Mr. Right, Dec. -12% in SLO. Bbaaahahahahhahahahahahahha

However I am sure that most if not all of the SLO elite, such as yourself, are well insulated from such "seasonal fluctuations".

As I am not a weatherman, are there seasons in SLO? I thought they outsourced them to Idaho.

138   HARM   2006 Feb 1, 4:05am  

DinOR / Linda,

Can we call a truce here?

139   jeffolie   2006 Feb 1, 5:21am  

barnum

Real Estate bubbles do bust. It is not naive to review recent events:

December 1996: The IMF praises the Thai Government’s ‘consistent record for sound macro-economic management policies’.

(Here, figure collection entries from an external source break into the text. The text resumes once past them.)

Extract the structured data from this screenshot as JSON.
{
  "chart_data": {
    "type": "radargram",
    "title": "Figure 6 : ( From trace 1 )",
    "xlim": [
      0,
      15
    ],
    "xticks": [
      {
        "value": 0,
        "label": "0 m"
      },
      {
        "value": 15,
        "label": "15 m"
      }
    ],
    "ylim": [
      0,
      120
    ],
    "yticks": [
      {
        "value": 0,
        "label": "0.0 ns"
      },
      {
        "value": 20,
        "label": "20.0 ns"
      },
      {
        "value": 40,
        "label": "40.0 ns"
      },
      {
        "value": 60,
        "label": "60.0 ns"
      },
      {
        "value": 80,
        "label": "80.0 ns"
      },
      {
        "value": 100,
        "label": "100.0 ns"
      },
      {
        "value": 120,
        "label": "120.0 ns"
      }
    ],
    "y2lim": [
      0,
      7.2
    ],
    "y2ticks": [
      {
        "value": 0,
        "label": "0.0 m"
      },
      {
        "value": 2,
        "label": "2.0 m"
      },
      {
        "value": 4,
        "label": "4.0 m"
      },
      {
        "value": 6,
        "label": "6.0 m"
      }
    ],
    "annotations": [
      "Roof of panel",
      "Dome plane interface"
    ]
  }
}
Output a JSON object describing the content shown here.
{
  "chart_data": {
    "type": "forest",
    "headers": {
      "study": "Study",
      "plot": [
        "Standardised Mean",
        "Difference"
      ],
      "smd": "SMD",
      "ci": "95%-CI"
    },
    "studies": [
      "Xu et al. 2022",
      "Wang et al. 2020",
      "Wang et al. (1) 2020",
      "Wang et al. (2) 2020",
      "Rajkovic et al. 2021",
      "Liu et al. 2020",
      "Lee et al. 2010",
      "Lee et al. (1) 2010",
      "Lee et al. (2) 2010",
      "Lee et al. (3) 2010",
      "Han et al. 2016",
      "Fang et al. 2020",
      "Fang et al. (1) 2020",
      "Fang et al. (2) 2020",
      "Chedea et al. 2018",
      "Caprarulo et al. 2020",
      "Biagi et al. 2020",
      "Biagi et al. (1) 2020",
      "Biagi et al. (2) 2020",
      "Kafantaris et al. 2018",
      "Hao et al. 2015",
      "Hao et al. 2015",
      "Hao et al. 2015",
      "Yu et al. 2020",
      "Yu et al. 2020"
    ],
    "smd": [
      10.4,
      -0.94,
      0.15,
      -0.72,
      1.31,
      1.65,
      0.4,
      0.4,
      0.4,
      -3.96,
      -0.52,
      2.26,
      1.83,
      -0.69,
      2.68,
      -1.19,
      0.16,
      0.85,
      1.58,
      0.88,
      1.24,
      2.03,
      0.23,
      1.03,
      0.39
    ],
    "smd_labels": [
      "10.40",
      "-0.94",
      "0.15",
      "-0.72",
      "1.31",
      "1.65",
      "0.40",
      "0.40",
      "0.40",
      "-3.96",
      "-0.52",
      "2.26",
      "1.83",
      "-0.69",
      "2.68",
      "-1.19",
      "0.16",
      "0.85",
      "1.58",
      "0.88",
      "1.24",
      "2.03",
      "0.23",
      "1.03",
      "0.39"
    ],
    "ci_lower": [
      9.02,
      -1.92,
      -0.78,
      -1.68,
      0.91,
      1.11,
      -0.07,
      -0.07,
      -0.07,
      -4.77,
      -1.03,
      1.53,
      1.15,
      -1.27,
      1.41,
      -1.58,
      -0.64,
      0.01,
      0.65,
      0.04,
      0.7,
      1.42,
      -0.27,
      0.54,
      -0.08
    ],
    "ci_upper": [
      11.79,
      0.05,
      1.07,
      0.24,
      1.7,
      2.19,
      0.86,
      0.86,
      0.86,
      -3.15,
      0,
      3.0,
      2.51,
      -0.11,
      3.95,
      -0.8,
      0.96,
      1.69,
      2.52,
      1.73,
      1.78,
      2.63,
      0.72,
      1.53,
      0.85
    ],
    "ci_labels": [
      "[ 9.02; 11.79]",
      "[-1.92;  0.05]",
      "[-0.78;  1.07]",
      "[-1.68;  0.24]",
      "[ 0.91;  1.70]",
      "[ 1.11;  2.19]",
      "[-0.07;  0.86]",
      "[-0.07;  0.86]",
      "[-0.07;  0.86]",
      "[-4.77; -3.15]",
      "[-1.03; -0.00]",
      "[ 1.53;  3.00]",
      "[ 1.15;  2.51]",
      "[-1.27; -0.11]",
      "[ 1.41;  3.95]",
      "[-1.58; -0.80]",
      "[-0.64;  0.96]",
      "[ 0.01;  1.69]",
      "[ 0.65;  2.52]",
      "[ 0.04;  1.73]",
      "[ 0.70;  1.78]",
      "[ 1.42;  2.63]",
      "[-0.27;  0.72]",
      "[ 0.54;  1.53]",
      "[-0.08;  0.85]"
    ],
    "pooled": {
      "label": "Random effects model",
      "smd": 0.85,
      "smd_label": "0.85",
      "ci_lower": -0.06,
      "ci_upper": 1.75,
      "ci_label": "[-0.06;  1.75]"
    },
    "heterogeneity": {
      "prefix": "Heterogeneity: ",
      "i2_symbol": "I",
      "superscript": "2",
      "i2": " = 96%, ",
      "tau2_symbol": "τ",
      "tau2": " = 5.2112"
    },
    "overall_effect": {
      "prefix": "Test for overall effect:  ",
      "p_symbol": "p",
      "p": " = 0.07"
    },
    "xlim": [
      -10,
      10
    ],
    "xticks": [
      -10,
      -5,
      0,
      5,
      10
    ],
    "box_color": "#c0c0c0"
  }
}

July-1997: Thai property companies get into difficulties after a real-estate bubble bursts, wiping a third of the value off the stock market and leading to the collapse of the banks which backed them. Foreign investors lose confidence and start pulling out. The Thai currency’s peg to the dollar wobbles. Currency speculators move in for a killing. The Thai baht is floated and the currencies of the Philippines, Malaysia, Indonesia and South Korea also suffer. A wave of devaluations follow, triggering a massive haemorrhage of funds as panicky foreign investors sell up their stocks and bonds. The economies of Thailand, Indonesia, South Korea and the Philippines go into free fall.

December 1997: By now millions are without work and decades of social and economic progress have been thrown into reverse. Of 282 firms on the Indonesian stock market only 22 are technically solvent.

140   Peter P   2006 Feb 1, 6:01am  

So my advice to you would be to use your Development experience along with the CFA to move toward a more financially-oriented software company. There are a lot of them. And the key is that you don’t want to do purely Dev work, you will also need to get your hands a bit dirtier and delve into operations and/or consulting.

SFRenter, thanks for your advice. I will look into it. :)

141   Peter P   2006 Feb 1, 6:07am  

Go try and buy a SFH for under $1M in a top 10 zip code.
94123
94133
94127
94118
94114
94121
94131
94117
94103
94116

You can have these ZIP codes. Didn't I say that there is no bubble for homes above 2M or so?

142   Peter P   2006 Feb 1, 6:13am  

Truce accepted. DinOr can come over anytime for an inspection.

Can we use your house for the next blog party? ;)

143   Peter P   2006 Feb 1, 6:21am  

What’s a blog party?

Just a get together. Usually, we do that in a restaurant.

144   Randy H   2006 Feb 1, 7:13am  

I’m no Euro-phile, and please correct me if I’m wrong, but doesn’t Europe get a lot more of their energy (esp. electricity) from alternative sources, inlcuding nuclear? I’ve seen stats that say France is getting 75% of their electricity from nuclear alone.

France is an exception within Europe (excluding Russia). They are the modern-world leaders in nuclear energy, and they continue to support its further development widely. They, for some reason, established a strong cultural acceptance whereas everywhere else (US included) developed a strong revulsion against nuclear.

Germany, for example, is executing a plan to decomission all nuke power within the next 20-25 years. This is *very* popular amongst the people. Even the recent natural gas crises caused by Russia has not jolted the German people into reconsidering shutting off their only alternative. In fact, when their energy minister suggested a delay in the plan, there was a near revolt within his own party (and these are the conservatives).

Europe does have much more advanced wind energy. But this isn't even 2% of the production in Germany (when I last read). Some smaller countries produce more from wind, but they're *small*, we're not, nor is Germany, UK, Spain, Italy, etc.

145   Randy H   2006 Feb 1, 7:18am  

Add to that the popular sport of "demonizing" nuclear power here in the US. Hell, I walked past my wife Tivoing "The West Wing" last week and I almost wrenched to see yet another big bad nuclear boggyman disguised as entertainment piece. If nuclear power is so dangerous, then statistically why aren't all the French dead, given the density of nuclear reactors is 10,000X that here in the US?

146   Peter P   2006 Feb 1, 7:47am  

I am a supporter of nuclear energy, I do not mind if they put a nuclear power plant in the Bay Area (they need to find a way around the earthquakes though).

Nuclear waste is a valid concern, but I think we can find enough sites for storage before we move on to fusion power.